Bad situation. Things were not good there before the quake. They have a whole bunch of paratroopers down there doing all they can. If anyone can get a tough job done it's these guys even though it is not their true mission:


----------



## 3.1415926 (Jan 21, 2010)

I hope the people in Hati are not treated the same way Iraqi civilians are treated.

Hati already had post colonial poverty and gangsters, one of the most dangrous countries.

dangrous places map


----------



## PhilinYuma (Jan 21, 2010)

10dor1fro32 said:


> I hope the people in Hati are not treated the same way Iraqi civilians are treated.Hati already had post colonial poverty and gangsters, one of the most dangrous countries.
> 
> url="http://comebackalive.com/site3.php?page_id=9"]dangrous places map


It seems that you are trying to make some kind of political statement here about Haiti, but what do you mean by "post colonial poverty"? Haiti achieved independence in 1804, less than 28 years after the United States, 17 years before Mexico, 106 years (or 127, depending on who is keeping score) before S. Africa, and 182 years (again, depending) before Australia. Surely, it is somewhat extreme to blame their poverty on the British or French, however badly those nations behaved in the late C18?

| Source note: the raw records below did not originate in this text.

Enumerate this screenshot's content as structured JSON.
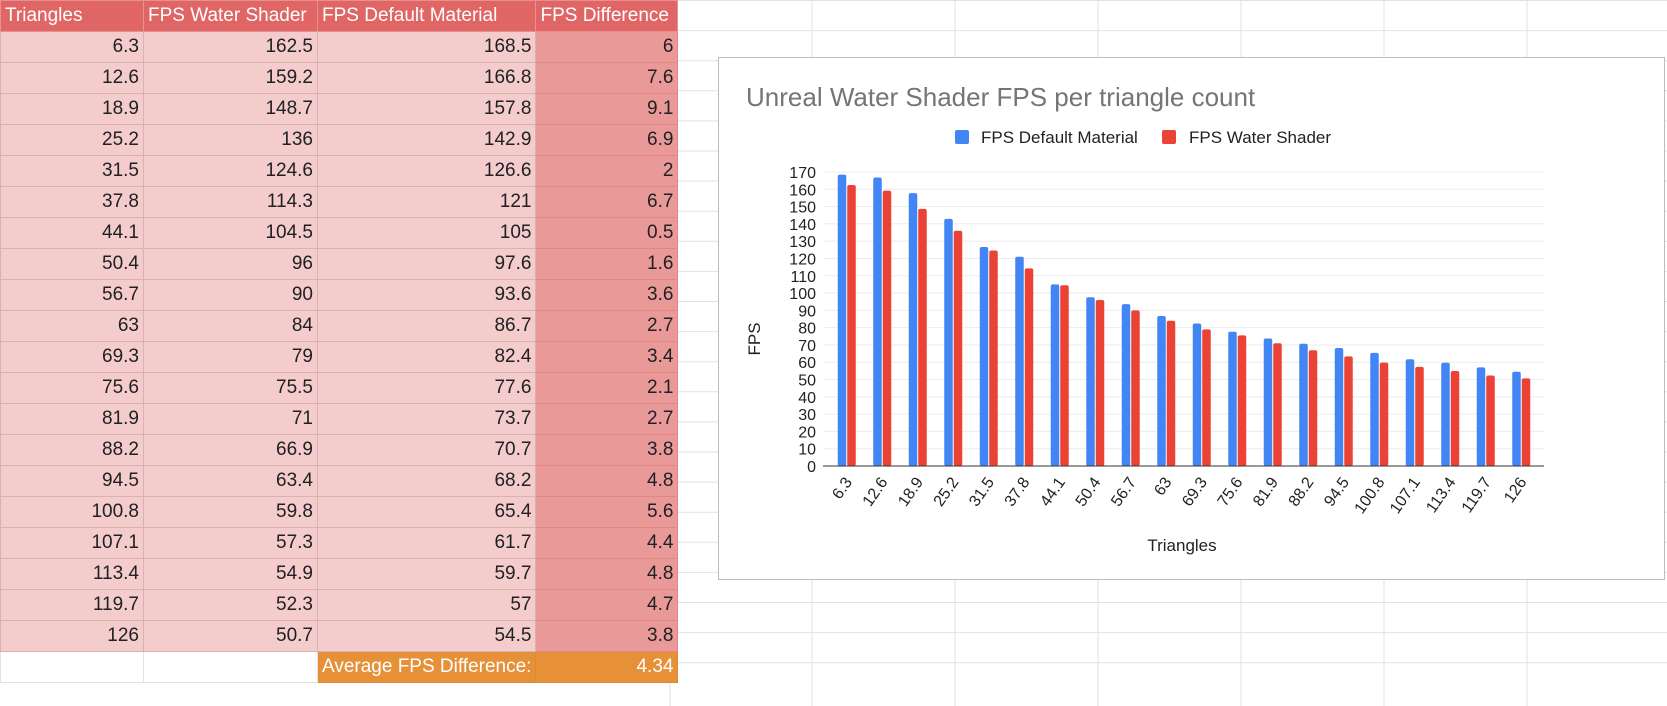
{
  "table": {
    "headers": [
      "Triangles",
      "FPS Water Shader",
      "FPS Default Material",
      "FPS Difference"
    ],
    "rows": [
      [
        "6.3",
        "162.5",
        "168.5",
        "6"
      ],
      [
        "12.6",
        "159.2",
        "166.8",
        "7.6"
      ],
      [
        "18.9",
        "148.7",
        "157.8",
        "9.1"
      ],
      [
        "25.2",
        "136",
        "142.9",
        "6.9"
      ],
      [
        "31.5",
        "124.6",
        "126.6",
        "2"
      ],
      [
        "37.8",
        "114.3",
        "121",
        "6.7"
      ],
      [
        "44.1",
        "104.5",
        "105",
        "0.5"
      ],
      [
        "50.4",
        "96",
        "97.6",
        "1.6"
      ],
      [
        "56.7",
        "90",
        "93.6",
        "3.6"
      ],
      [
        "63",
        "84",
        "86.7",
        "2.7"
      ],
      [
        "69.3",
        "79",
        "82.4",
        "3.4"
      ],
      [
        "75.6",
        "75.5",
        "77.6",
        "2.1"
      ],
      [
        "81.9",
        "71",
        "73.7",
        "2.7"
      ],
      [
        "88.2",
        "66.9",
        "70.7",
        "3.8"
      ],
      [
        "94.5",
        "63.4",
        "68.2",
        "4.8"
      ],
      [
        "100.8",
        "59.8",
        "65.4",
        "5.6"
      ],
      [
        "107.1",
        "57.3",
        "61.7",
        "4.4"
      ],
      [
        "113.4",
        "54.9",
        "59.7",
        "4.8"
      ],
      [
        "119.7",
        "52.3",
        "57",
        "4.7"
      ],
      [
        "126",
        "50.7",
        "54.5",
        "3.8"
      ]
    ],
    "average_label": "Average FPS Difference:",
    "average_value": "4.34"
  },
  "colors": {
    "header_bg": "#e06666",
    "cell_bg": "#f4cccc",
    "diff_bg": "#ea9999",
    "average_bg": "#e69138",
    "series_default": "#4285f4",
    "series_water": "#ea4335"
  },
  "chart_data": {
    "type": "bar",
    "title": "Unreal Water Shader FPS per triangle count",
    "xlabel": "Triangles",
    "ylabel": "FPS",
    "categories": [
      "6.3",
      "12.6",
      "18.9",
      "25.2",
      "31.5",
      "37.8",
      "44.1",
      "50.4",
      "56.7",
      "63",
      "69.3",
      "75.6",
      "81.9",
      "88.2",
      "94.5",
      "100.8",
      "107.1",
      "113.4",
      "119.7",
      "126"
    ],
    "series": [
      {
        "name": "FPS Default Material",
        "color": "#4285f4",
        "values": [
          168.5,
          166.8,
          157.8,
          142.9,
          126.6,
          121,
          105,
          97.6,
          93.6,
          86.7,
          82.4,
          77.6,
          73.7,
          70.7,
          68.2,
          65.4,
          61.7,
          59.7,
          57,
          54.5
        ]
      },
      {
        "name": "FPS Water Shader",
        "color": "#ea4335",
        "values": [
          162.5,
          159.2,
          148.7,
          136,
          124.6,
          114.3,
          104.5,
          96,
          90,
          84,
          79,
          75.5,
          71,
          66.9,
          63.4,
          59.8,
          57.3,
          54.9,
          52.3,
          50.7
        ]
      }
    ],
    "ylim": [
      0,
      170
    ],
    "yticks": [
      0,
      10,
      20,
      30,
      40,
      50,
      60,
      70,
      80,
      90,
      100,
      110,
      120,
      130,
      140,
      150,
      160,
      170
    ],
    "grid": true,
    "legend": "top"
  }
}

What Haitians need right now, is money to help them get back on their feet. Chicago radio stations were taking donations today, and I donated a few bucks. How about you?


----------



## 3.1415926 (Jan 23, 2010)

Im just saying Hait alredy had enough problems


----------



## massaman (Jan 25, 2010)

yep haiti does have its problems but so does the United States and well putting my money in the U.S as we have alot of problems in our own country that need to be solved and there is plenty of poor and suffering as well!


----------